Внутри Конде шевельнулось такое же чувство принадлежности к своей группе. Как полицейский он привык задавать любые вопросы без всяких встречных условий, выкрикивать их, если сочтет нужным, и на каждый получать ответ — на то он и полицейский, и покамест его племя обладает силой, включая силу закона, дабы подчинять. Но он сдержался.
— Согласен, — сказал Конде.
— Да, мы фрики, — подтвердил длинноволосый. — Второй вопрос.
— Почему вы фрики?
— Нравится, вот почему. Каждый волен быть тем, кем хочет, — бейсболистом, космонавтом, фриком, полицейским. Нам нравится быть фриками и жить так, как пожелаем. Это не является преступлением, пока не доказано обратное, верно? Мы никому не мешаем и не хотим, чтобы нам мешали. Мы никого ни о чем не просим, ничего ни у кого не отнимаем и в свою очередь не желаем, чтобы от нас чего-то требовали. По-моему, это демократия в действии, как вы думаете? Последний вопрос.
Конде с завистью посмотрел на бутылку рома, торчащую из щели между камнями.
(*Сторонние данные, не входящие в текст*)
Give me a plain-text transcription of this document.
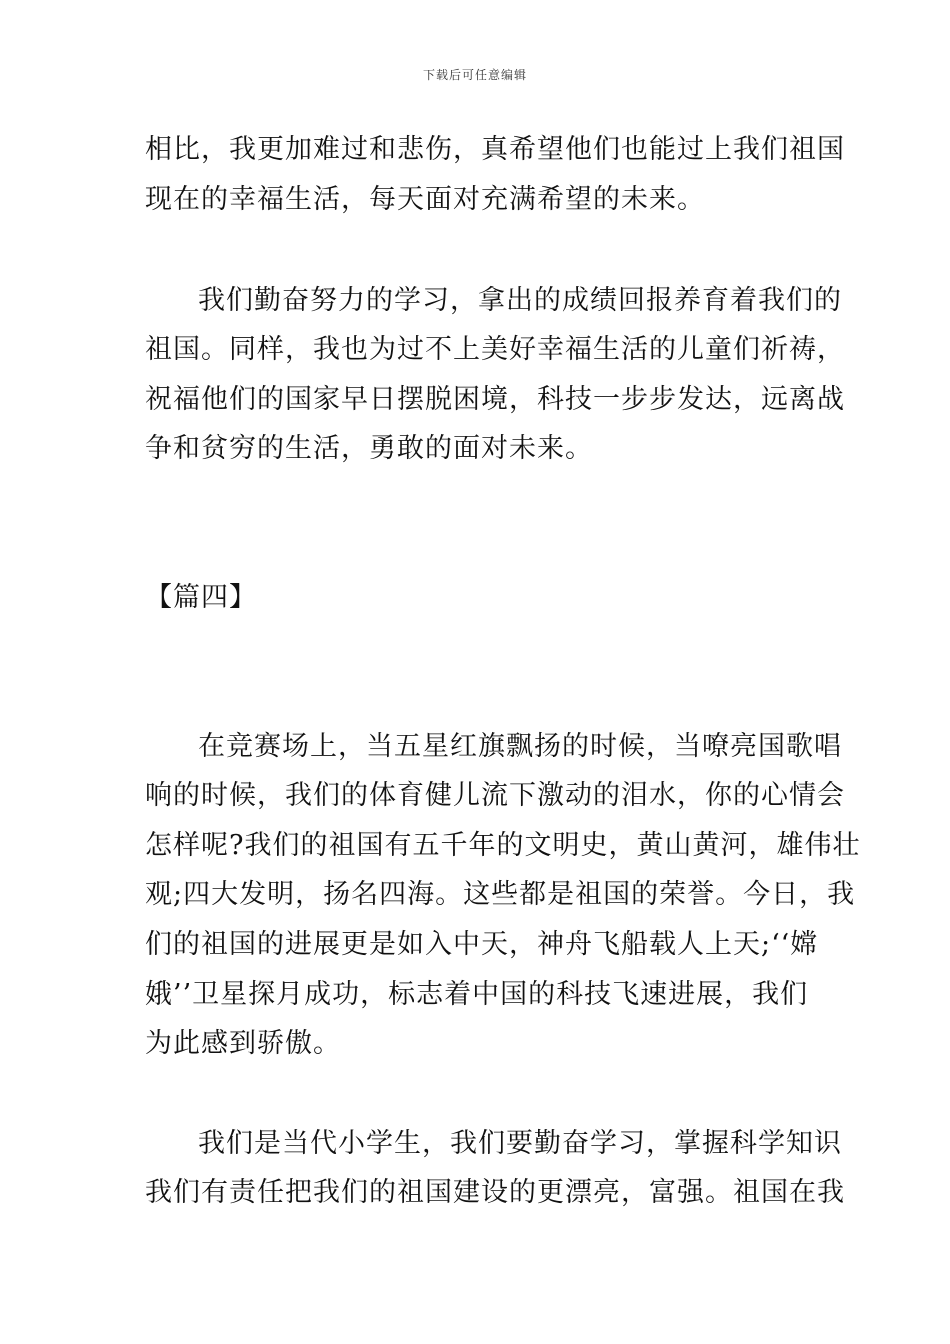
下载后可任意编辑
相比，我更加难过和悲伤，真希望他们也能过上我们祖国
现在的幸福生活，每天面对充满希望的未来。
我们勤奋努力的学习，拿出的成绩回报养育着我们的
祖国。同样，我也为过不上美好幸福生活的儿童们祈祷，
祝福他们的国家早日摆脱困境，科技一步步发达，远离战
争和贫穷的生活，勇敢的面对未来。
【篇四】
在竞赛场上，当五星红旗飘扬的时候，当嘹亮国歌唱
响的时候，我们的体育健儿流下激动的泪水，你的心情会
怎样呢?我们的祖国有五千年的文明史，黄山黄河，雄伟壮
观;四大发明，扬名四海。这些都是祖国的荣誉。今日，我
们的祖国的进展更是如入中天，神舟飞船载人上天;‘‘嫦
娥’’卫星探月成功，标志着中国的科技飞速进展，我们
为此感到骄傲。
我们是当代小学生，我们要勤奋学习，掌握科学知识
我们有责任把我们的祖国建设的更漂亮，富强。祖国在我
Поборник пассивной демократии явно был способен одержать над ним чистую победу в третьем раунде — недаром он выступал в качестве спикера своего неизбранного парламента.
— Хочу, чтобы на него ответила вот она, — сказал Конде, указывая на безгрудого цыпленка; девушка улыбнулась, польщенная вниманием полицейского, возвышающим ее роль до уровня актеров первого плана. — Годится?
— Годится, — согласился длинноволосый, не отступаясь от принципов самопровозглашенной демократии.
— Чего вы ждете от жизни? — спросил Конде, щелчком посылая окурок в сторону моря. Тот, подхваченный ветром, описал высокую дугу и бумерангом вернулся обратно, упав поблизости между камней, словно подтверждая тезис о том, что отсюда не убежишь. Конде наблюдал, как девушка обдумывает свой ответ; если у нее хватит интеллекта, примется философствовать, решил он. Вероятно, скажет, что жизнь достается человеку не по его выбору, в предопределенных помимо его желания исторической эпохе и географическом месте, с навязанными ему родителями, родственниками и даже соседями. Человеческая жизнь есть недоразумение, и самое грустное, размышлял Конде за плоскогрудую девочку, что никто не в силах изменить свою жизнь. Однако можно постараться максимально изолировать ее, спасти от заразы семьи, общества, времени — вот поэтому они стали фриками.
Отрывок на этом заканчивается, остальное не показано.